The largest Wall Street settlement with the US government in history is under threat as JP Morgan Chase CEO Jamie Dimon faces off against US Attorney General Eric Holder.

The financial sector, the housing industry and DC insiders are watching the latest crisis emerge in discussions over a settlement involving JP Morgan’s purchase of Washington Mutual during the 2008 financial crisis. The Federal Deposit Insurance Corporation has reportedly refused to accept the latest proposal from JPM that it shouldn’t be responsible for the enormous potential liability stemming from mortgage bond underwriting and securitization at the heart of WaMu’s business before it collapsed into the arms of JPM at FDIC’s encouragement at the height of the crisis.

The stakes are much higher than eventual decision on a technical argument over the contract language, and even higher than the potential billions whoever ends up holding the legal liability for WaMu’s debt is at risk for.

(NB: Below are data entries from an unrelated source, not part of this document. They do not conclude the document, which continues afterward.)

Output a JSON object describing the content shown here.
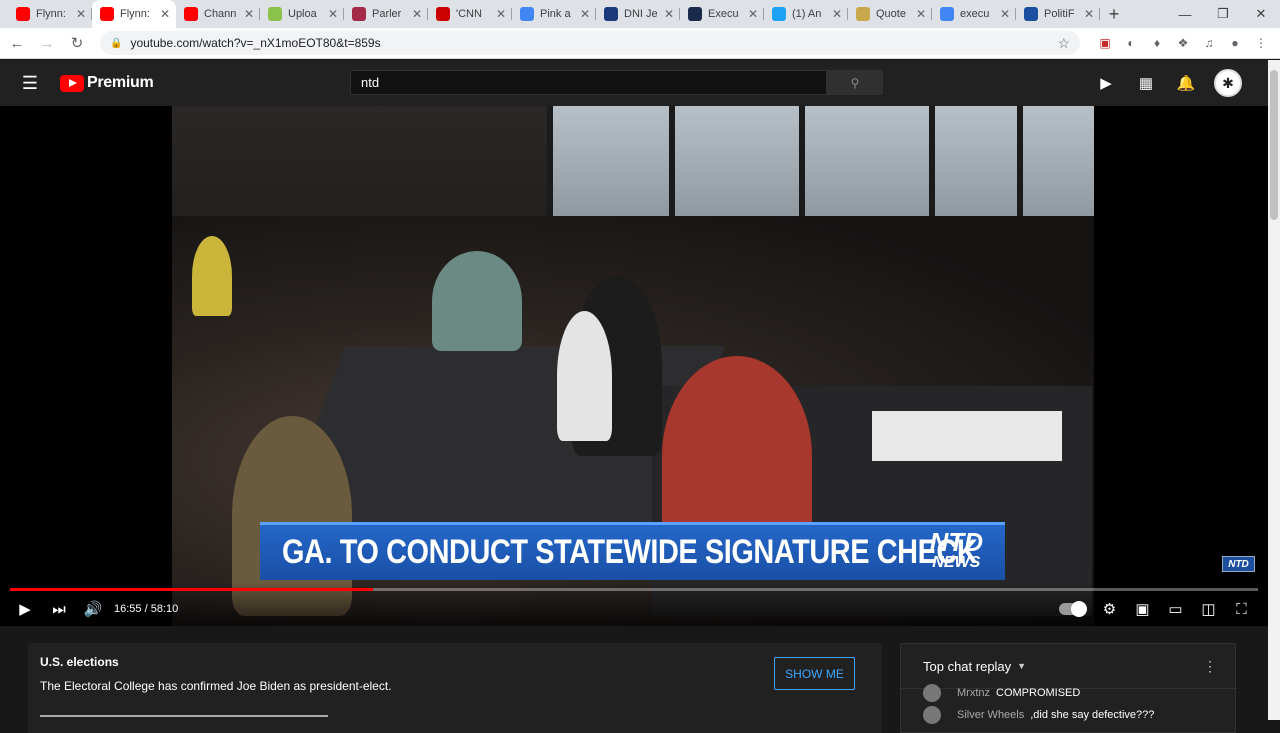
{
  "browser": {
    "tabs": [
      {
        "title": "Flynn:",
        "favicon": "youtube",
        "color": "#ff0000",
        "active": false
      },
      {
        "title": "Flynn:",
        "favicon": "youtube",
        "color": "#ff0000",
        "active": true
      },
      {
        "title": "Chann",
        "favicon": "youtube",
        "color": "#ff0000",
        "active": false
      },
      {
        "title": "Uploa",
        "favicon": "upload",
        "color": "#8bc34a",
        "active": false
      },
      {
        "title": "Parler",
        "favicon": "parler",
        "color": "#a52a4a",
        "active": false
      },
      {
        "title": "'CNN",
        "favicon": "cnn",
        "color": "#cc0000",
        "active": false
      },
      {
        "title": "Pink a",
        "favicon": "google",
        "color": "#4285f4",
        "active": false
      },
      {
        "title": "DNI Je",
        "favicon": "dni",
        "color": "#1a3a7a",
        "active": false
      },
      {
        "title": "Execu",
        "favicon": "execu",
        "color": "#1a2a4a",
        "active": false
      },
      {
        "title": "(1) An",
        "favicon": "twitter",
        "color": "#1da1f2",
        "active": false
      },
      {
        "title": "Quote",
        "favicon": "quote",
        "color": "#c8a84a",
        "active": false
      },
      {
        "title": "execu",
        "favicon": "google",
        "color": "#4285f4",
        "active": false
      },
      {
        "title": "PolitiF",
        "favicon": "politifact",
        "color": "#1a4fa0",
        "active": false
      }
    ],
    "url": "youtube.com/watch?v=_nX1moEOT80&t=859s"
  },
  "youtube": {
    "brand": "Premium",
    "search_value": "ntd"
  },
  "video": {
    "headline": "GA. TO CONDUCT STATEWIDE SIGNATURE CHECK",
    "ntd_logo_top": "NTD",
    "ntd_logo_bottom": "NEWS",
    "ntd_bug": "NTD",
    "current_time": "16:55",
    "duration": "58:10",
    "time_display": "16:55 / 58:10",
    "progress_fraction": 0.291
  },
  "info_card": {
    "title": "U.S. elections",
    "body": "The Electoral College has confirmed Joe Biden as president-elect.",
    "button": "SHOW ME"
  },
  "chat": {
    "header": "Top chat replay",
    "messages": [
      {
        "author": "Mrxtnz",
        "text": "COMPROMISED"
      },
      {
        "author": "Silver Wheels",
        "text": ",did she say defective???"
      }
    ]
  }
}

The FDIC proposed $13 billion settlement is only part of a much larger government deal the Justice Department has been hoping to announce with the bank over the activities that led to it’s role in the financial crisis. The Federal Housing Finance Agency has already taken a deal outside Holder’s multi-part process, and now the entire potential settlement is at risk to both the bank and the government’s dismay.

The implications for an interrupted or cancelled settlement process are dizzying. There is a possibility that the entire credibility of the government’s approach to asking banks to rescue each other could be at risk from a collapsed settlement, just as the government and markets are seeking to move on from the continued legal wreckage of a financial crisis that continues to weigh on the national and global economies.